There is so much talk about big data and its handling. What is big data?

Big data is a collection of large data sets that require high capacity state-of-the-art data management tools and applications.  The challenge lies in capturing, storing, searching, sharing and analyzing this data for identifying correlations, business trends, links to additional or derived information.  The order of the data is in Exabyte’s and the amount of data that is being created on a daily basis around the world in 2012 is around 2.5 quintillion (2.5×1018) bytes.  This volume is set to grow. It follows that big data analysis demands the use of parallel software that run on tens to thousands of servers.

The primary question is: Will the cloud drown in the data deluge? Let us look at some of the drivers of big data and understand how the cloud will work for us.

Big data is all about data capture at the user interaction level and not at transaction level. With every user interaction, the amount of data in the repository increases. The need is to analyze the data and understand the user behavior so that the power of the cloud can be harnessed to the service of the user.

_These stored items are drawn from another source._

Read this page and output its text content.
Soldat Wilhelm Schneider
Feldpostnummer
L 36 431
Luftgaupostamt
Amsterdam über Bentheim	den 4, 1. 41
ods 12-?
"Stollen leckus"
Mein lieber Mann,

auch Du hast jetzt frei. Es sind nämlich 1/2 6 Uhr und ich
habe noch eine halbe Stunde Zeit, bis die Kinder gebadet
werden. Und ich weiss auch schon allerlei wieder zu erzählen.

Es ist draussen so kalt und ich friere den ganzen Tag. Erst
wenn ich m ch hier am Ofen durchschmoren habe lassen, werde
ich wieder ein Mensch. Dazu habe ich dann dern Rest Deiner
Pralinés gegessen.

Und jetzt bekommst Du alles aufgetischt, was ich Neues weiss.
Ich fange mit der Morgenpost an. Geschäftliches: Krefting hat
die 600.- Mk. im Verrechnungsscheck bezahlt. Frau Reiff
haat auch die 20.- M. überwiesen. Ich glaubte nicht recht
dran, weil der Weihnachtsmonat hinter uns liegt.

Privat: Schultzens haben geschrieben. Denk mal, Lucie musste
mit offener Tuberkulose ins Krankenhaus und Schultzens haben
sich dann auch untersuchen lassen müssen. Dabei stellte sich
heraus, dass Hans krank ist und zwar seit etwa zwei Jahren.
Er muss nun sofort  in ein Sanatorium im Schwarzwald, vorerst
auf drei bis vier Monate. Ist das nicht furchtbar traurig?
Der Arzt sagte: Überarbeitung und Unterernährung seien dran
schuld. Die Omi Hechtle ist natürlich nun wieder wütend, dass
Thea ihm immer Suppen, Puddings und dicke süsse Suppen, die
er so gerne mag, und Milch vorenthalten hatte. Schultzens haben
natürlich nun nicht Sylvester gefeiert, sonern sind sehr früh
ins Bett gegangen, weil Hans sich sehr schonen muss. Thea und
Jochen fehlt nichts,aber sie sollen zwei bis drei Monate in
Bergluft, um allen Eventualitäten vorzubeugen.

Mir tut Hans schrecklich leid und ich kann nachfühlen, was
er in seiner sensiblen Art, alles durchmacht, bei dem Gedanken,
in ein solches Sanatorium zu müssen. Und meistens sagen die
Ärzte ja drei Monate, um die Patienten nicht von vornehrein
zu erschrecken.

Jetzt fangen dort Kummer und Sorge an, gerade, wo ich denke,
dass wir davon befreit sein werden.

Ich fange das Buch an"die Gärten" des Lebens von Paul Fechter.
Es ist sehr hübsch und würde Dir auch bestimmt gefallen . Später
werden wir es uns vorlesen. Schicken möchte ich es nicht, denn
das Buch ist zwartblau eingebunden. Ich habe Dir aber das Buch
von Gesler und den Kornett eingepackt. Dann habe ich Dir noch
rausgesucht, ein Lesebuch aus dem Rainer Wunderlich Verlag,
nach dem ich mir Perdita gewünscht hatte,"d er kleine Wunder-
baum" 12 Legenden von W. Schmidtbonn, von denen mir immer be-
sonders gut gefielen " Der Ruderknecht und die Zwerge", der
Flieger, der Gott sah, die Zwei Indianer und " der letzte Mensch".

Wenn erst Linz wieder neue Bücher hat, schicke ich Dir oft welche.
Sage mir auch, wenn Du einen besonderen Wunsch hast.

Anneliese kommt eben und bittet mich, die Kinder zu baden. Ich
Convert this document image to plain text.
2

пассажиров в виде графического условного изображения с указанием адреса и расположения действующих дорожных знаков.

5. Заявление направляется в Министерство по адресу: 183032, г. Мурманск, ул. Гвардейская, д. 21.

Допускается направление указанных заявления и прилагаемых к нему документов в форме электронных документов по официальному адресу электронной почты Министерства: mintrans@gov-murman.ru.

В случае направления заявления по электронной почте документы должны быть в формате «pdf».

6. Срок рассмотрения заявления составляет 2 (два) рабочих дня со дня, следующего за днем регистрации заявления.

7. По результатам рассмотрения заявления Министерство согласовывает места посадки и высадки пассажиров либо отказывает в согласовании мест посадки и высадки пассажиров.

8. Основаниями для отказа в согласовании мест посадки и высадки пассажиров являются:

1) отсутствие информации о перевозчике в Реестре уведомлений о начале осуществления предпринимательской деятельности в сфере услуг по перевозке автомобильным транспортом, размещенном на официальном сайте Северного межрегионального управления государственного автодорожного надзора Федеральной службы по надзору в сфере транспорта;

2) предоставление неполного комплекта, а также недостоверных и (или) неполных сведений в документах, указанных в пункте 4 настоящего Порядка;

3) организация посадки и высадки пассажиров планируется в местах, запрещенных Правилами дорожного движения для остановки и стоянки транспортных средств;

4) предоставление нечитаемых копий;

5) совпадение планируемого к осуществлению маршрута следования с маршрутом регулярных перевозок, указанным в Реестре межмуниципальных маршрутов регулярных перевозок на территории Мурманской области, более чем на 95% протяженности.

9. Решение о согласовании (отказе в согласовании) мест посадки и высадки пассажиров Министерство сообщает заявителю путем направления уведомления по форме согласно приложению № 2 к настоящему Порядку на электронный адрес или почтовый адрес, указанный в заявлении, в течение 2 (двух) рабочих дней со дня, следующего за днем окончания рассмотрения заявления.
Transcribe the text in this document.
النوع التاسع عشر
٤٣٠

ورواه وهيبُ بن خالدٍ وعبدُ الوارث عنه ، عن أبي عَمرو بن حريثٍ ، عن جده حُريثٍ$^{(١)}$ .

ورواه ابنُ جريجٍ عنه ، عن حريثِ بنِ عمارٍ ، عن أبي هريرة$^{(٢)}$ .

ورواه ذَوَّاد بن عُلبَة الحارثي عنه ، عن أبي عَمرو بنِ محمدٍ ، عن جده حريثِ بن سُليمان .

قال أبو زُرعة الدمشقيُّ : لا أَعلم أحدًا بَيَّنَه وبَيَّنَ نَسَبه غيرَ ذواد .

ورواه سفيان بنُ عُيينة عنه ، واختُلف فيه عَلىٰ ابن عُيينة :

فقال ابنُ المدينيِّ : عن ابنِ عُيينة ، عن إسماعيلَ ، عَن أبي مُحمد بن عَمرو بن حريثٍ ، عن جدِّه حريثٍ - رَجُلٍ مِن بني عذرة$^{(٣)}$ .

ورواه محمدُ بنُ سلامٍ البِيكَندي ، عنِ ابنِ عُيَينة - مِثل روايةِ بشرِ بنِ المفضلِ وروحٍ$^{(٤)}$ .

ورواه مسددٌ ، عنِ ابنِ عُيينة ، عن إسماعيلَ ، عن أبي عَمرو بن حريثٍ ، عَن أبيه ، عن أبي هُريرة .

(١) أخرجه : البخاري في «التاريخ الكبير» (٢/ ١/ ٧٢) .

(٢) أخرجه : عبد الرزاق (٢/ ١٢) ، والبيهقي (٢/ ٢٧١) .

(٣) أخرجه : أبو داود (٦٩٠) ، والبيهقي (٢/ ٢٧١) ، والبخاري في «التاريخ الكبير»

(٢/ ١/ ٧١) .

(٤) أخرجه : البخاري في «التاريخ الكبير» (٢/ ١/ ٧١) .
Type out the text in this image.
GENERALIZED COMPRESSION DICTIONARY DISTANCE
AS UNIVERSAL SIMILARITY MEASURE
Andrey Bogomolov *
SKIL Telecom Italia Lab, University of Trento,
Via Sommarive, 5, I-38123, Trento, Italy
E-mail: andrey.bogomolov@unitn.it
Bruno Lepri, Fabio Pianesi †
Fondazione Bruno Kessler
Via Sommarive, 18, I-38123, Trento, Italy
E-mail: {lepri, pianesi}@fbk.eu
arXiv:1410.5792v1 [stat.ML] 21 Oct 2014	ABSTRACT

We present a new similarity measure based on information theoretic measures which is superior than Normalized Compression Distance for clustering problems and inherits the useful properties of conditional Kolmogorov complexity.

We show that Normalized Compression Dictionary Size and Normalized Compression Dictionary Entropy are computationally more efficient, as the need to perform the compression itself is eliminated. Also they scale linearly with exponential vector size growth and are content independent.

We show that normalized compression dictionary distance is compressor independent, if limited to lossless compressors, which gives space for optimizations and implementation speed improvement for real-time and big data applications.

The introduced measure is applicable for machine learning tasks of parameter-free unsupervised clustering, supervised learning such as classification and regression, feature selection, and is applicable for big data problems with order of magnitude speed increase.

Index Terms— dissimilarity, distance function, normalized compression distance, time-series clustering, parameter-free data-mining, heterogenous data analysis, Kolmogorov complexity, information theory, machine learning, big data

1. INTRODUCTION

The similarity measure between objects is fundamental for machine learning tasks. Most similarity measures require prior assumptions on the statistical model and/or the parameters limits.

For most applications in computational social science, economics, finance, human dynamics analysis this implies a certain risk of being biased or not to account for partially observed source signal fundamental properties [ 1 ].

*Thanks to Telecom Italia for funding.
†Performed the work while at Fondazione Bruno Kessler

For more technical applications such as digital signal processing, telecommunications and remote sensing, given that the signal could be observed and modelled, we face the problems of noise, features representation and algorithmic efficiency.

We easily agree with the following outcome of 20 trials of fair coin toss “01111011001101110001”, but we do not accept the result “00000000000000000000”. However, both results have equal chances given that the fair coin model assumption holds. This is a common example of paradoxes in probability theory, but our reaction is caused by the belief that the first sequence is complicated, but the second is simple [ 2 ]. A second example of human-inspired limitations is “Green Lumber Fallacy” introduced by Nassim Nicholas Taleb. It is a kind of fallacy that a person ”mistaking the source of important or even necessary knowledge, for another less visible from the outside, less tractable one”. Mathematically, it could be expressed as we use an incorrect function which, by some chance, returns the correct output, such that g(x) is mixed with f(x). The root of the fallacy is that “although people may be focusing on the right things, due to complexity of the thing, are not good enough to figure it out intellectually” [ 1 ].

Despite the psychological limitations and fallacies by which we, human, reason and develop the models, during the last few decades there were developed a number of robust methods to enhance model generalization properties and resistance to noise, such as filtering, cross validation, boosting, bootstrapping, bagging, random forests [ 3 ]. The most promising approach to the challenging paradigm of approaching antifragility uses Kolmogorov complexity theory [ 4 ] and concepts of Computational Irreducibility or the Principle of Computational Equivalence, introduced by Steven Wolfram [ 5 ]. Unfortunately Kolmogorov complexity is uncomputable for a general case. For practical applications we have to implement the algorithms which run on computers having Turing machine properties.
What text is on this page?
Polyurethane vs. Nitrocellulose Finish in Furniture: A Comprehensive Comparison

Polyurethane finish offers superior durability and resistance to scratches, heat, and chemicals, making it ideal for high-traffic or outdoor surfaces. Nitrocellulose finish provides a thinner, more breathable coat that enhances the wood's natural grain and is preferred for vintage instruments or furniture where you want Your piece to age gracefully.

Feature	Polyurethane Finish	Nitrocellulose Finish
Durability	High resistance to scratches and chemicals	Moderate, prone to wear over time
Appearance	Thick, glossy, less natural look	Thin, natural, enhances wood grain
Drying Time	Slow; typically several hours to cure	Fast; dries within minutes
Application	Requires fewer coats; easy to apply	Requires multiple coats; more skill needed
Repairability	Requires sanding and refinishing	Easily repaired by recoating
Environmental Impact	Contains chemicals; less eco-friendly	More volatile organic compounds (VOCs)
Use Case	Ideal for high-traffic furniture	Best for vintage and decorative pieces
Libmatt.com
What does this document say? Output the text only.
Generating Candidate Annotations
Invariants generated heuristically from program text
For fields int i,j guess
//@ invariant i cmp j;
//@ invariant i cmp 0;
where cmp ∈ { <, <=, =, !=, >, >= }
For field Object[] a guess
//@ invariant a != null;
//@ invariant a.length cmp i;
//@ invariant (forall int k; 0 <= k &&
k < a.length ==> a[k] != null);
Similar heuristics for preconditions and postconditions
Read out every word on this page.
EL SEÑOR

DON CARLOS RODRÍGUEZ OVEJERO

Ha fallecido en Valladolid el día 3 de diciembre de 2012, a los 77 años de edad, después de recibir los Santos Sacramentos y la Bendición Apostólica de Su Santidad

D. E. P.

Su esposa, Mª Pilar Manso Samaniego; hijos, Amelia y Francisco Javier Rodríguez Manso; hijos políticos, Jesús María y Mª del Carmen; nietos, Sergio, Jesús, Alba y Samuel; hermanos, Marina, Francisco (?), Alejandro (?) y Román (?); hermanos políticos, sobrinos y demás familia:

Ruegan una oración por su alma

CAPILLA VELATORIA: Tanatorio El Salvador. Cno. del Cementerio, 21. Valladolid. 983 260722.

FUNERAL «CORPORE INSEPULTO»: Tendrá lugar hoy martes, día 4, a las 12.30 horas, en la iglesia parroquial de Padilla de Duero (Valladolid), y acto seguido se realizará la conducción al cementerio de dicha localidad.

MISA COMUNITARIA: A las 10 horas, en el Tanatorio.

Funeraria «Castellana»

Cloud data management experience shows that the cloud is capable of scaling up to very large data volumes on demand. Data partitioning is a reality. Parallel Data Base Management System (DBMS) technologies which were proposed in the 1980s have matured over the last few decades and today there are any number of proprietary DBMS and RDBMS (Relational Data Base Management System) engines out there that can function as data warehousing solutions for management of big data.

Concepts like Indexing, Metadata development, advanced query optimization and data modeling are well understood, studied and implemented. The alternate technology of Hadoop (combination of MAP and REDUCE and DBMS) technology is also gaining popularity. The new technology can instantiate multiple MAP tasks and REDUCE tasks, while leveraging advanced RBMS technology features. Data partitioning, task scheduling, handling machine failures or managing inter machine communication is possible at run time. The entire process is transparent to the user.

In short, any number of parallel data programming models has been implemented for commodity clusters and have been used by big names like Facebook, Yahoo or Google. Automatic fault tolerance and ease of use (fewer programmers and administrators in the fray) features add to the positives in our list. The future cloud will include complex data processing, multidimensional data analytics and stride the physical and virtual worlds with ease.